I think it is a *good* idea since the whole notion of difference
between incremental and full has become a bit vague when using
rsync. Hopefully, you would still have the ability to verify checksums
(occasionally) to refresh integrity

Also, it might be helpful to be able to "manually" create an
"intermediate" full tree either as a way of adding redundancy or if
the delta-recreation starts taking too long. Perhaps this could either
be specified as a parameter (e.g., start new tree every X backups) or
as something that could be triggered manually.

 > That leaves the database question.  Rather than use an external
 > database my plan is to keep track of the reference count changes
 > and update the reference counts only daily, since that's how
 > often the information is needed (for cleaning).  There are some
 > open design issues around integrity and race conditions, and I
 > will need an fsck-type utility to handle the case when there is
 > a non-clean shutdown.

Given the past flame-wars, I think your approach is a good
compromise. The elimination of hard links helps separate the data from
the database (which in your case is really just the filesystem tree of
attrib files).

That being said, as you code, it might be helpful to write the attrib
and tree access code in an abstracted way that would make it easier to
move to an independent database in the future in case such an approach
becomes advantageous in the future. In fact, if I am understanding
your new approach correctly, it seems that conceptually your new
approach is not that radically different from a pure database approach
since your new approach is really now just a (flat) database broken up
into multiple pieces distributed across the pc tree.

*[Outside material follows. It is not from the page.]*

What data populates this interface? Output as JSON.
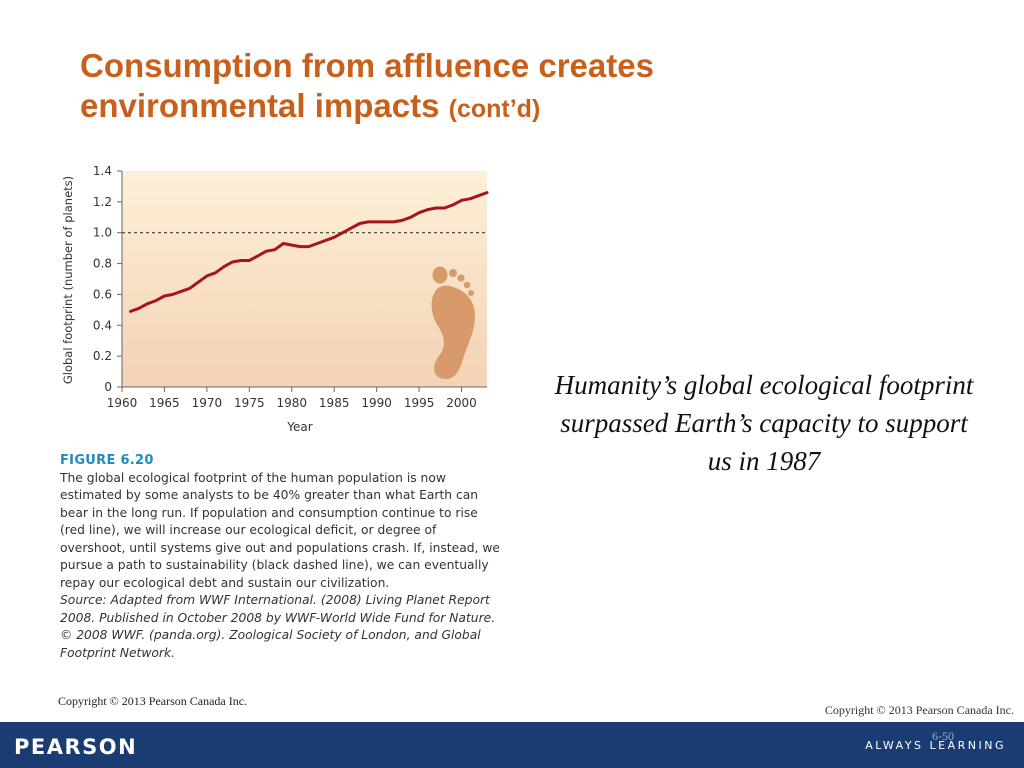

 > Despite the significant changes in storage, I'm trying to make 4.x
 > generally backward compatible.  A 3.x pool will gracefully migrate to
 > an MD5 4.x pool (ie: pool files will be migrated when used in new
 > backups) and old 3.x backups will be browsable/restorable.  However,
 > one likely design decision is that it will be required that the first
 > 4.x backups will have to be brand new fulls.

Sounds good.

Will there also be a routine to migrate a 3.x pool directly and
immediately to the 4.x format. Since some of us keep old backups
essentially forever, a graceful migration would never fully get there
-- so it would be nice to have an offline manual way of converting old
backups to the new format and then "throw away" the old 3.x pc tree
once one is comfortable that everything is migrated safely.

In summary, this all sounds AWESOME -- can't wait to see it!